Texte d’Henry Miller
Mise en scène Bénédicte Nécaille
A treize ans déjà, acrobate, jongleur, monocycliste. Et après encore, peu doué avec la parole, il est corps étrange et céleste. Il est repéré au conservatoire par Antoine Vitez qui lui offre ses premiers pas, muets, sur scène pour incarner « le mouvement » dans son Orfeo de Monteverdi. Un corps circassien, très tôt, et un désir de clown, depuis toujours. En 2017, il déclarait : « Mon plan de navigation intime c’est d’être clown .» « Mon idéal », être ce « poète de la piste ». On peut dire que Denis Lavant s’est préparé toute sa vie, apprentissage de l’art du clown, pour jouer enfin, être enfin, clown.
Sa création ici est toute à la fois touchante, virtuose, fragile et immense.
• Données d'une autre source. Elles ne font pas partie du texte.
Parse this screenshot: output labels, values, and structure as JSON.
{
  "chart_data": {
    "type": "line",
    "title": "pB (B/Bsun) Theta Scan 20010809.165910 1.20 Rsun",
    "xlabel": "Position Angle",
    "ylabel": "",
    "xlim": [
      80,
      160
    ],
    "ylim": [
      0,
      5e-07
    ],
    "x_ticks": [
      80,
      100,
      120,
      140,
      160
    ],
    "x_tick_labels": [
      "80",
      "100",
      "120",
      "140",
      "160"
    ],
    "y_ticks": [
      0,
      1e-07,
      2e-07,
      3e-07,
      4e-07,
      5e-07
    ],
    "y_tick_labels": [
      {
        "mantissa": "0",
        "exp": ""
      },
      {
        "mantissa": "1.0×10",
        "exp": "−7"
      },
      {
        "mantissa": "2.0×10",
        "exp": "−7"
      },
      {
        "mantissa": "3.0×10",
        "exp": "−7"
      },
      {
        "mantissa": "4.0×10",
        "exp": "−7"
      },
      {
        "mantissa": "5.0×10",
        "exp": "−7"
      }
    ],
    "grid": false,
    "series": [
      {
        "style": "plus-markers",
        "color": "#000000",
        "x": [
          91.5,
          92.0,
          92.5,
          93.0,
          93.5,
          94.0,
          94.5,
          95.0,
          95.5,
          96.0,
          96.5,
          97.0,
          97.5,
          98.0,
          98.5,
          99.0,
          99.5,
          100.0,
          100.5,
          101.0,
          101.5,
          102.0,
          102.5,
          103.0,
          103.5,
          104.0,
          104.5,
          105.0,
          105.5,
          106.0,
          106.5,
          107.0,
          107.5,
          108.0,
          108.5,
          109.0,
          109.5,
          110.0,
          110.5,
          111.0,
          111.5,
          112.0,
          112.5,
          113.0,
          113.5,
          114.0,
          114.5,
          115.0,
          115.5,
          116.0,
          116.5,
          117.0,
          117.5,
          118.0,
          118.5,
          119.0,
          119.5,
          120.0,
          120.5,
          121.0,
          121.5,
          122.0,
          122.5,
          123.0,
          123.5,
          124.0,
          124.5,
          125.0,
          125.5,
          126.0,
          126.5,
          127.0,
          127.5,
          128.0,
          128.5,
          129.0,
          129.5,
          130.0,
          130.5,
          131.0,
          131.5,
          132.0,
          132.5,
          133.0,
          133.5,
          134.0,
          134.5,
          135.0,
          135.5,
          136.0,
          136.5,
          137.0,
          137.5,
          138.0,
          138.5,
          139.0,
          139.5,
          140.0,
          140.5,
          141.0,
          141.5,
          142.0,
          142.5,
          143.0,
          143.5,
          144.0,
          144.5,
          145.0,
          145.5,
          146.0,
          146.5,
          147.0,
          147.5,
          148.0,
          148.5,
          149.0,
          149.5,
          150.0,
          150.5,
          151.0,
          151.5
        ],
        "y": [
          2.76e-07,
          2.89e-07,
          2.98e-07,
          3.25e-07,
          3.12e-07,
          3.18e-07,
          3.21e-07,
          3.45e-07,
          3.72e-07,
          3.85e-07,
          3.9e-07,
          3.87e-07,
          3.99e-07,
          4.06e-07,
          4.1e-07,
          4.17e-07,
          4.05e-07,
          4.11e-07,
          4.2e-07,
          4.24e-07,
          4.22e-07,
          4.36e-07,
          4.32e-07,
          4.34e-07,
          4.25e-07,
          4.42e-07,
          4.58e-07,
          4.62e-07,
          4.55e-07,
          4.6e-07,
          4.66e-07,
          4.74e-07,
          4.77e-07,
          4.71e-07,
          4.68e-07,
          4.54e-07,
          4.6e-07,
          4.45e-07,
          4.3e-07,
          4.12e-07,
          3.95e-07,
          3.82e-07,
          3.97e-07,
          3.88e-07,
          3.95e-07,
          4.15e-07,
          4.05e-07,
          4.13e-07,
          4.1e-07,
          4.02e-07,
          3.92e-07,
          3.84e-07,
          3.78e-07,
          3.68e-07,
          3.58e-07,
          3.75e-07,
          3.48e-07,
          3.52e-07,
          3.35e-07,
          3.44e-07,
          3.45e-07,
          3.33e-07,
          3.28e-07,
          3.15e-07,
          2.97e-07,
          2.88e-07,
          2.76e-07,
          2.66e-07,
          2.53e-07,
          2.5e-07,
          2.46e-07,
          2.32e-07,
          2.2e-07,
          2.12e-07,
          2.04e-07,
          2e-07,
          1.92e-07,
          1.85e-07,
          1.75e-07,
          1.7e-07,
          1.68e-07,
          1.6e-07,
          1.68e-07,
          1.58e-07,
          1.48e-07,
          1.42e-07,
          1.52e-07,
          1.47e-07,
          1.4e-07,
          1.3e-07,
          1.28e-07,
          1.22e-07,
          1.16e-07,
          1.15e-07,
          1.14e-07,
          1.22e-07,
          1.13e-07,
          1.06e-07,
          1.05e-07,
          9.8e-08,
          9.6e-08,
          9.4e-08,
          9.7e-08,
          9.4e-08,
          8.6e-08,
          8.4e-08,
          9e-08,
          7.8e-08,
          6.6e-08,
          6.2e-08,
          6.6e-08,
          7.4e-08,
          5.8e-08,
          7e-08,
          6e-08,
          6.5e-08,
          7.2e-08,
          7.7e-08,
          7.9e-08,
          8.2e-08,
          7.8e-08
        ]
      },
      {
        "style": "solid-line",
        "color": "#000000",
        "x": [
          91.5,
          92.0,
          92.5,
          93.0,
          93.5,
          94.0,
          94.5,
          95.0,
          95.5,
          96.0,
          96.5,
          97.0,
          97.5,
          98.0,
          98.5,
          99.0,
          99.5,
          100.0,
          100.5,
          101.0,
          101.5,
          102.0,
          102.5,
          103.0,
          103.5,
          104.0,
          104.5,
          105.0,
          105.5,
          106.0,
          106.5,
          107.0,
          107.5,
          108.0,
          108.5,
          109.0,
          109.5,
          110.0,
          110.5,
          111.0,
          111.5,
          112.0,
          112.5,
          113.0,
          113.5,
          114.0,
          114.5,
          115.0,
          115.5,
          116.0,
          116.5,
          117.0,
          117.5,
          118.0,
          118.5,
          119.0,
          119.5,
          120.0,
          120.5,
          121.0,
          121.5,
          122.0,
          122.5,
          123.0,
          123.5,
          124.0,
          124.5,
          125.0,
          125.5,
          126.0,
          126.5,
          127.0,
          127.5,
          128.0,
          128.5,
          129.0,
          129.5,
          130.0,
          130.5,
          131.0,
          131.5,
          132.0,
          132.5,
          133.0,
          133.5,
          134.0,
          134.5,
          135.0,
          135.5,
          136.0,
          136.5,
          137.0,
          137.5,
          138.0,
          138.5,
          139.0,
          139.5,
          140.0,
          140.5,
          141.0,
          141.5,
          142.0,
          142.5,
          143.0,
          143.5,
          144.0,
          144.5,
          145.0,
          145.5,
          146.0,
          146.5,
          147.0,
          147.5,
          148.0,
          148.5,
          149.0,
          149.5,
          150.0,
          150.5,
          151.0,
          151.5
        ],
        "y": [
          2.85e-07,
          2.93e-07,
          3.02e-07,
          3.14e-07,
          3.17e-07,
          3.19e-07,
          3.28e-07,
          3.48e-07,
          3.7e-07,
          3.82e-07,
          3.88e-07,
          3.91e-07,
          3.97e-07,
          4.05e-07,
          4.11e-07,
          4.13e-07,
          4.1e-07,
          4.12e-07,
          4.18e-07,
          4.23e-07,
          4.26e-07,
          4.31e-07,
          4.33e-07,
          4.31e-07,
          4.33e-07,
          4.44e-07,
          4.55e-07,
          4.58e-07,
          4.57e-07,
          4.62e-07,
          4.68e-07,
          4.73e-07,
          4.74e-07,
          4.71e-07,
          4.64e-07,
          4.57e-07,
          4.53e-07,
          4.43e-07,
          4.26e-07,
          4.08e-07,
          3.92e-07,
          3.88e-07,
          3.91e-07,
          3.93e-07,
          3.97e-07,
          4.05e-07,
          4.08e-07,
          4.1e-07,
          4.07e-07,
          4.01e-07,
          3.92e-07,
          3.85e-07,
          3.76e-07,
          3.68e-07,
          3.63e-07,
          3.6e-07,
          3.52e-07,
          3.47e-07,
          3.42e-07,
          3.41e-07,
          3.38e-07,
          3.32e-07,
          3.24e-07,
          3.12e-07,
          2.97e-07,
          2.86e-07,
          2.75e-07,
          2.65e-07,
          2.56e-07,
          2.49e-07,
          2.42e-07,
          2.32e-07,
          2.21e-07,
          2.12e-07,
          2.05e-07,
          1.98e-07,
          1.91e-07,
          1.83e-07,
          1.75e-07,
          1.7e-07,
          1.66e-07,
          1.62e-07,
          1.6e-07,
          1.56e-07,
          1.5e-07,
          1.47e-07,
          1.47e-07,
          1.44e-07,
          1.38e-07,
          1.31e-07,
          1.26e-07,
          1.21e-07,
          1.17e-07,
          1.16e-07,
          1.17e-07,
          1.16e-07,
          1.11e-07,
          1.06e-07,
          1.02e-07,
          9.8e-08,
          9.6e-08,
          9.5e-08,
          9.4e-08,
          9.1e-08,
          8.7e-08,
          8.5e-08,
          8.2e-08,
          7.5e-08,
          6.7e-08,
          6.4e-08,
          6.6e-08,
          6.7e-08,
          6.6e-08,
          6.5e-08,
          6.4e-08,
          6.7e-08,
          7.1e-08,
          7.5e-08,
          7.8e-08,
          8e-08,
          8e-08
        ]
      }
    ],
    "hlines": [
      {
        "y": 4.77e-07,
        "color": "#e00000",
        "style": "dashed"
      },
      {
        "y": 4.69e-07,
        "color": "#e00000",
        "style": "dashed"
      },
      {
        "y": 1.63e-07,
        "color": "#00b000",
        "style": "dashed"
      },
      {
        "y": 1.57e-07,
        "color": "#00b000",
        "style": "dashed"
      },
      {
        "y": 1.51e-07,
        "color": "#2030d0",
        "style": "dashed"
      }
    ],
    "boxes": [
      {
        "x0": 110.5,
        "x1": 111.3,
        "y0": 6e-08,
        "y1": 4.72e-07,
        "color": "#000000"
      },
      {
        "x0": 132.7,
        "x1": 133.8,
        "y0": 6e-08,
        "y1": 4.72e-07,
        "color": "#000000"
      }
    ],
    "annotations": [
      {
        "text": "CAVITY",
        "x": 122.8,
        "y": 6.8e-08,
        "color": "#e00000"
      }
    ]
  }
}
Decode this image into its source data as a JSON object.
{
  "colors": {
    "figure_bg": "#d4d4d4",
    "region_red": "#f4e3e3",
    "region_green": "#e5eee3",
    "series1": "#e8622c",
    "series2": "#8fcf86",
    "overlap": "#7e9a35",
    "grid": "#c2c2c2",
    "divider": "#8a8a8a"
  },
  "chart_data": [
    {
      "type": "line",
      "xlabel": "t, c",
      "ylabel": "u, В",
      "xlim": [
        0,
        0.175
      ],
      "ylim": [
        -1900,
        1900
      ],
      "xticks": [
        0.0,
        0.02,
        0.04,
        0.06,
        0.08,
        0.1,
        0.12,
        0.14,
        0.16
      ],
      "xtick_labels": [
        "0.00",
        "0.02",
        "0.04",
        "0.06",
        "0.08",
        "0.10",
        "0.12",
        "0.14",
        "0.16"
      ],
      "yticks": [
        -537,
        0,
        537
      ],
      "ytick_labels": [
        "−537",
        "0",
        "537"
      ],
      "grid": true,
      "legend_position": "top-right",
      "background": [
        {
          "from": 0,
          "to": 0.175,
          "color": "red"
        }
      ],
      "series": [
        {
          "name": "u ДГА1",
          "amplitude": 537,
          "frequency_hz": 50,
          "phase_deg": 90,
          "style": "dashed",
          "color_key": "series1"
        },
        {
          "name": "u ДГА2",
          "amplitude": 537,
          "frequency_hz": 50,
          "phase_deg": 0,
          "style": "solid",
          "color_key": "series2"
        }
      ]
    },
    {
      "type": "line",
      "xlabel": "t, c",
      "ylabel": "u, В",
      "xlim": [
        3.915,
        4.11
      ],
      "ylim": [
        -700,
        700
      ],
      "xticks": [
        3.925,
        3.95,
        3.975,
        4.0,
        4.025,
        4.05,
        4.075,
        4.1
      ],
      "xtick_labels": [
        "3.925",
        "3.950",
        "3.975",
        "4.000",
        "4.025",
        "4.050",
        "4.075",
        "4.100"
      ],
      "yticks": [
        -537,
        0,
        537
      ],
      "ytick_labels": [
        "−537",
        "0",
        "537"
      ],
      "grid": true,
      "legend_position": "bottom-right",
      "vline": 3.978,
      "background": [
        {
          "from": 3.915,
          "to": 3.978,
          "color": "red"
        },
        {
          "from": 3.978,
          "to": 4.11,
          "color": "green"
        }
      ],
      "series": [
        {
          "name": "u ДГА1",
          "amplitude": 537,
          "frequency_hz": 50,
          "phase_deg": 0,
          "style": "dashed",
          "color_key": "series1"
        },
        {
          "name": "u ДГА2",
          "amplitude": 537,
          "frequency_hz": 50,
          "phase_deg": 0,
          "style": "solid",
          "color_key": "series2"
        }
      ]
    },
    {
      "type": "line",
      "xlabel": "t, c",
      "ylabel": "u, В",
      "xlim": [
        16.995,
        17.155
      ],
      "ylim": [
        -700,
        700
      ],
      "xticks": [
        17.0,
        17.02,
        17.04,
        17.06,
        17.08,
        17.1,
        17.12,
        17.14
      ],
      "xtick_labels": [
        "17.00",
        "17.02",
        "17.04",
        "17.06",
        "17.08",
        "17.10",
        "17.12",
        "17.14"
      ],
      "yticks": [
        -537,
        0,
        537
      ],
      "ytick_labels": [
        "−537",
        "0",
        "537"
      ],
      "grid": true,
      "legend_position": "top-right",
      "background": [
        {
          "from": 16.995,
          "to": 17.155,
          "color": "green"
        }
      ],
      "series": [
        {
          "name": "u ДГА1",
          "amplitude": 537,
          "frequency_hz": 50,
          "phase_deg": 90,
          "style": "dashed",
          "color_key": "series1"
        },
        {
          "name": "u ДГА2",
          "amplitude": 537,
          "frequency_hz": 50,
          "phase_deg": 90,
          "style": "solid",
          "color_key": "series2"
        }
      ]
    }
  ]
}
Qui d’autre, mieux que lui, pouvait incarner l’Auguste d’Henry Miller ? Lui l’Arlequin, le clochard , l’homme au mille visages, et double de Leos Carax. Sa composition se tresse avec sa vie même, comme une intimité ancienne. Auguste prend un coquillage pour y souffler un air maladroit, c’est dans la poche de Denis qu’il le trouve. Denis qui a toujours collectionné coquilles d’escargot ou coquillages, « dans l’attente ». Fortunes de saltimbanque. Qui est Auguste, le grand Auguste ? Rien, personne. Un masque qui efface, mange, vampirise, celui qui le porte. Un « type génial », qui écrase ce pauvre et brave type d’Auguste. L’homme de chair. Malédiction du comédien, de l’artiste, disparaissant sous le poids de sa création. Mais après une énième représentation, un énième triomphe comique, le pauvre type se rebiffe et s’enfuit. Recueilli par un autre cirque il découvre, enfin, le bonheur en n’étant plus que lui-même, mais en vie. Jouissant de toutes les étincelles de bonheur. « A votre service ! », se répète-il sans cesse, comme on chantonne la formule magique du bonheur. Vivre dans l’ombre des tâches subalternes, des corvées, mais réchauffé par les sourires reconnaissants, alors il se desséchait sous les feux des bravos. Et puis il y a le sort, et l’embûche, sans lesquels il n’y a pas de clown. L’ironie du sort.
Le clown titulaire, un médiocre Antoine, tombe malade. Pensant pouvoir se muer en Mephisto, il lui impose un pacte : lui laisser sa défroque d’Antoine, pour un soir, et lui l’auguste Auguste, y insufflera son génie incognito. Lui offrant son talent et la gloire. Mais comment être diabolique quand on n’est qu’un pauvre diable ?
Bénédicte Nécaille offre un écrin poétique au comédien. Un barreau d’échelle devient une flûte, un praticable de bois se fait loge éclairée, roulotte…
Sa mise en scène simple et épurée, ainsi que la qualité propre de l’acteur à créer du présent partagé, tout nous suspend, plus d’une heure durant. Jeu, magie enfantine, projections d’ombres et lumières, permettent à Lavant d’accrocher sa nacelle à une lune maquillée sur le lointain.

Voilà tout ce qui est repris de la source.